Despite the more open approach to moving around the plethora of micronations within the community, when our respondents choose a home, they generally remain dedicated to it. This year, 50.6% reported being currently active in just one micronation (versus 23.9% in 2007), while 16.5% reported two micronations. That dedication is intently focused: only 34.5% reported visiting other micronations in a non-citizen or -diplomatic capacity once a month.

While one might reasonably expect the simulationist community to be the highest incidence of multiple citizenships (especially on Micras where micronationalists often maintain multiple “characters” in different micronations), the most active respondent – in 7 micronations – was a secessionist.

The Internet giveth …

As a community that is fundamentally dependent on the Internet for its existence, it is no surprise that 61.9% of respondents reported discovering micronationalism online, up from 45.1% in 2007. The second popular means of discovery was by personal referral via friends/colleagues/others at 11.9%, a drop from 19.7% a decade ago.

Involved as King (or Queen) …

Those who make the leap into micronationalism are more likely to found their own micronation.

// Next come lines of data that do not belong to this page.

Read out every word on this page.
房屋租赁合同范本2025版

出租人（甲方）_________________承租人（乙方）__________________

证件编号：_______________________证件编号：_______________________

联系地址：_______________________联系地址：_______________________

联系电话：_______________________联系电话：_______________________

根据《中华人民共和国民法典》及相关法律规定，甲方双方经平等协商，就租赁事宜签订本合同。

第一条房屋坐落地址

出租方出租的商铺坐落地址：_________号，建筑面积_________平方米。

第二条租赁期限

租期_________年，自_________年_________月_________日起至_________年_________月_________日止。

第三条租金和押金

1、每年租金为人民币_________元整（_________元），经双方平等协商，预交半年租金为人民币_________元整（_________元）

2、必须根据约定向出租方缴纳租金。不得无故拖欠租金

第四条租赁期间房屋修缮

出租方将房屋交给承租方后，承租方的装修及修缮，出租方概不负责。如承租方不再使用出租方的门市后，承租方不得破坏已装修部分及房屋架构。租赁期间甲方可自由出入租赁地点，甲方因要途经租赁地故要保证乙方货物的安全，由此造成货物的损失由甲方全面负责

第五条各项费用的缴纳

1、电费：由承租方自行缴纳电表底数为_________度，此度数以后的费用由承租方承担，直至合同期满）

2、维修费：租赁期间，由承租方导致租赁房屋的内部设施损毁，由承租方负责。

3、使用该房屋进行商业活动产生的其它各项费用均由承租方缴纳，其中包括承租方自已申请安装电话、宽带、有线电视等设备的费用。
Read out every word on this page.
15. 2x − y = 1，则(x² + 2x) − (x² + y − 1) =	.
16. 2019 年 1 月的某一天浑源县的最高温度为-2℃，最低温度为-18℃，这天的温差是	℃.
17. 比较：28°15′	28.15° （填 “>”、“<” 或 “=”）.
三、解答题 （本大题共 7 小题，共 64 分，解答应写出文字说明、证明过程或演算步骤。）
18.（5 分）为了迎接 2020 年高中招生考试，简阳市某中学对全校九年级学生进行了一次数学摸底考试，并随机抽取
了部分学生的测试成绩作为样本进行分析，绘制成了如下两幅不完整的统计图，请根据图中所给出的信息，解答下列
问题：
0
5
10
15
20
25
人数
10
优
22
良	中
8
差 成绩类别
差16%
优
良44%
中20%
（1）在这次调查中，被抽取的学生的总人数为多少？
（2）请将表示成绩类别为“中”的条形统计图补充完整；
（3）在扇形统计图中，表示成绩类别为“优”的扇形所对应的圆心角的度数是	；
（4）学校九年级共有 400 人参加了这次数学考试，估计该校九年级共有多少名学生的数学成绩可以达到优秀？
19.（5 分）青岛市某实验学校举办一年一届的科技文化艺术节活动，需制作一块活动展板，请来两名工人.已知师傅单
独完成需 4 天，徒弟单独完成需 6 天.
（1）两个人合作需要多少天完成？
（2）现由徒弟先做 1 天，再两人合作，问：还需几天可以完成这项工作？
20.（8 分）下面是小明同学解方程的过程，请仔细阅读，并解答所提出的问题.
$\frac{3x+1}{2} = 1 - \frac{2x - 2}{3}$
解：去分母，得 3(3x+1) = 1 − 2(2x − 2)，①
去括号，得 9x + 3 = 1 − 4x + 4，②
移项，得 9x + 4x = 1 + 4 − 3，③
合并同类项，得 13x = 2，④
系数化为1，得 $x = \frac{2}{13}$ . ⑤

In 2017, 89.3% reported doing so, compared to 77.5% in 2007. Compared to the 69% who prefer to lead suggests that a negative experience at the helm of a micronation has helped some respondents find their niche as being the power behind the throne.

Age-old strife?

There are few topics more divisive in the community than whether true micronationalism is the domain of secessionists, simulationists, or both.

In 2017, 35.7% of respondents identified as secessionist, striving to build their micronation into a real country, while 64.3% were simulationist, enjoying micronationalism as a hobby.

While this fundamental approach to the community’s purpose is stark, the numbers suggest animosity between the two groups is on the decline. In 2007, 32.7% had a negative view of secessionism, while 27.3% had the same view of simulationism. Back then, the community was largely a collection of fence-sitters on the matter, with 54.5% having a neutral view of simulationism, while 49% were neutral about secessionism.

This year, the number of fence sitters on both sides of the equation dropped significantly: just 11.9% were neutral about simulationism, while 20.2% were about secessionism. The movement of opinion was generally in the positive direction on both sides. The percentage with a negative opinion about secessionism dropped to 28.2%, while only 16.5% viewed simulationism negatively.

Though each camp was viewed more positively, opinions about the importance of both camps cooperating to the future of the community fell this year. In 2007, 50.7% believed such cooperation important, while this year 46.4% did. Back then, secessionists were more likely to believe in the importance (59.1%) than simulationists (46.9%). In 2017, both sides remained believers, with simulationists virtually unchanged at 46.3%, though secessionists fell to 46.7%.

Finally …

Greater hope in the “YA” in YAMO being misplaced?

Whether future cooperation between or within the ideological camps is best facilitated via intermicronational organizations is less clear this year. In 2007, an overwhelming 71.8% of respondents labelled such organizations as pointless. With the general success of the GUM (especially) in the intervening period, community members are more willing to express faith in YAMOs. Only 31% now see the organizations as pointless; however, that in itself is not as large a vote of confidence as suggested. Those who think the organizations are useful grew less drastically from 29.2% to 46.4%. The remainder decided to sit on the fence and enjoy the show.

Falling participation no longer the biggest threat …

In 2007, immigration and participation levels (42.3%) were the biggest threat to the community’s future according to respondents, while immaturity was second at 28.2%. This year, those threats essentially switched places, with 46.4% worried about the negative impact of immaturity, while 31% still fretted about new blood joining the community. The threat posed by macronational government remained essentially unchanged (4.2% in 2007 v. 4.8% this year).

Thank you again to all those who participated in the survey. If we’re around in 2027, we look forward to doing it all again! Happy New Year and all the best in 2018!